Аня замолчала. Худенькие плечи опустились. Она сделалась совсем маленькой. Страдальчески сжатые губы делали ее бледное личико старушечьим.

Мне захотелось отвлечь ее от грустных дум:

– Ты про алименты и шабашников знаешь? Уходит человек с завода в шабашники, много зарабатывает, а алиментов – ни копейки. Я не понимаю этих слов. Объясни.

– Ты где про такое слышала? – занервничала Аня.

– Об этом тетя, которая письма и газеты носит, сегодня рассказывала вашей соседке.

Аня побледнела, сползла со скамейки и побрела к дому. Я сидела как пришибленная. Что произошло? Тут подошел Леша. Я рассказала ему об Ане.

Он вздохнул:

– Ее мама скрывает правду об отце. Всю вину на бабушку перекладывает. Давай сегодня никуда не пойдем. Не хочется без Ани.

– А что же мне теперь делать? Я же не знала, что тети про ее отца говорили. Дурочка. Не поняла.

– Не переживай. Ане ты не поможешь. Она сама должна переболеть. По себе знаю.

– Нет, теперь она не захочет со мной дружить! – горестно воскликнула я.

– Не выдумывай. Не станет она злиться на тебя из-за непутевого отца. А сейчас не трогай Аню. Мы с Наташкой вечером сходим к ней. А в следующее воскресенье и ты приходи. Согласна?

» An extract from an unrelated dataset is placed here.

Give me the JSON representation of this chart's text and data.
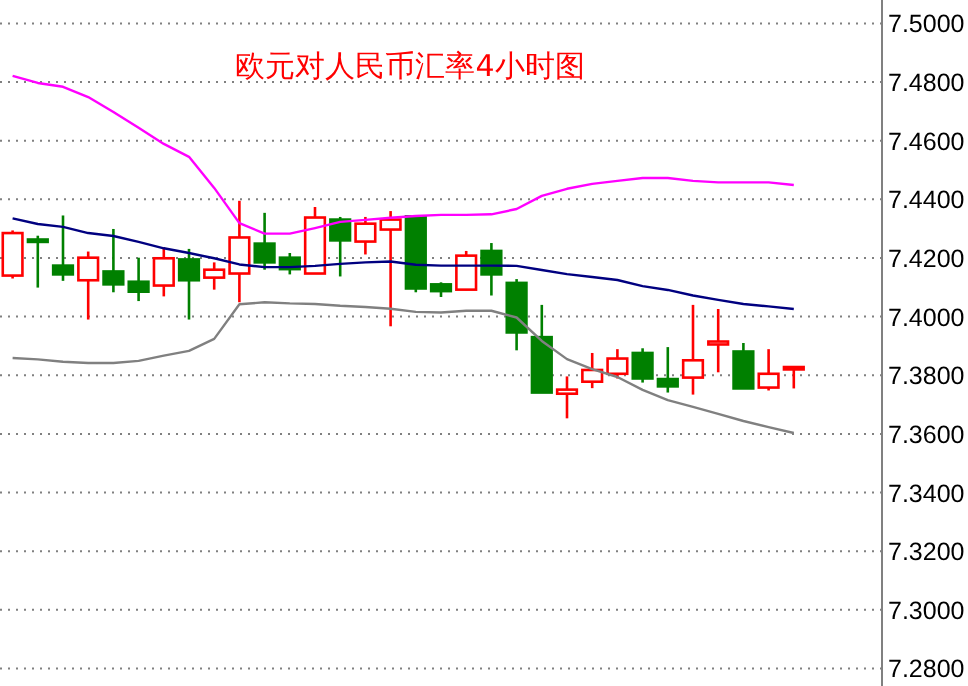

– Приду, – ответила я понуро.

Чувство вины угнетало.

СЕНЬКА ВОР

Познакомилась я с Сеней у Ани. Маленький, белобрысый, крепкий. Волосы – ежиком. Улыбка не сходит с лица. Ласковый. И шутит по-доброму. Как-то маленькая соседская девочка перепутала ботинки. Левый на правую ногу надела. Сеня и говорит:

– Шнурки можно перепутать, а ботинки нельзя.

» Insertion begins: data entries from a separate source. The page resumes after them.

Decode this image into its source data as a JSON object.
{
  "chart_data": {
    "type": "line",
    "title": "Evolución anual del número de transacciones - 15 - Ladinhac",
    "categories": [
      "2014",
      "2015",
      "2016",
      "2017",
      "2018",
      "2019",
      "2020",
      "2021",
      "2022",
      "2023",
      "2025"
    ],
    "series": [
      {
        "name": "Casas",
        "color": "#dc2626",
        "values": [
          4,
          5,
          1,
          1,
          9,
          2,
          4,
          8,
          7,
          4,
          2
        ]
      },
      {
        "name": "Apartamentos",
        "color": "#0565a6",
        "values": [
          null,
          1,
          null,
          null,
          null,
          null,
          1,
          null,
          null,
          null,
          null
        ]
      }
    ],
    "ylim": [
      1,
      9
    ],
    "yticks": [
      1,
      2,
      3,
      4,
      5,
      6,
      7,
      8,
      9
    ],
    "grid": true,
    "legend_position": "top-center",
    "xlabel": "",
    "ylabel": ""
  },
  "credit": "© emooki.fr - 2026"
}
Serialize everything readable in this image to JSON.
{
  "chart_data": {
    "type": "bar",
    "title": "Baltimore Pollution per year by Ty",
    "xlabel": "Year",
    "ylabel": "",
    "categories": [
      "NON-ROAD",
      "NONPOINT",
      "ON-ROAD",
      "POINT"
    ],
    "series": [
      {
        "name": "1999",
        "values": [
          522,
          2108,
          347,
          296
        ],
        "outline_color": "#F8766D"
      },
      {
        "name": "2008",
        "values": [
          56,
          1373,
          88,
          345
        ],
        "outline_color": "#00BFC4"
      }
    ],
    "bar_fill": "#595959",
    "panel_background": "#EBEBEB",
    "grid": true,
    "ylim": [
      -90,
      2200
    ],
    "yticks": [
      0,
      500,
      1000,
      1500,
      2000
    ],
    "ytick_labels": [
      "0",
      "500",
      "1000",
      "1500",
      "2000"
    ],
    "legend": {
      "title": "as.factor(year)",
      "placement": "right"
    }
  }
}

Для друзей Сенька неисчерпаемый источник здоровой потехи. Учится он на четыре и пять, много знает про корабли. Бредит армией. В семье он пятый ребенок. Мать – гулящая. Отец – человек душевный и великий труженик.

Я только раз в глаза ему посмотрела и столько в них страдания увидела!

И вдруг произошло несчастье. Отец Сени свел счеты с жизнью. Так соседи объяснили. Мать тут же привела в семью другого мужчину. Сеня сразу сильно изменился. В журнале – двойки, тройки. На улице глаз от земли не отрывает. Молчит. Ни с кем не дружит.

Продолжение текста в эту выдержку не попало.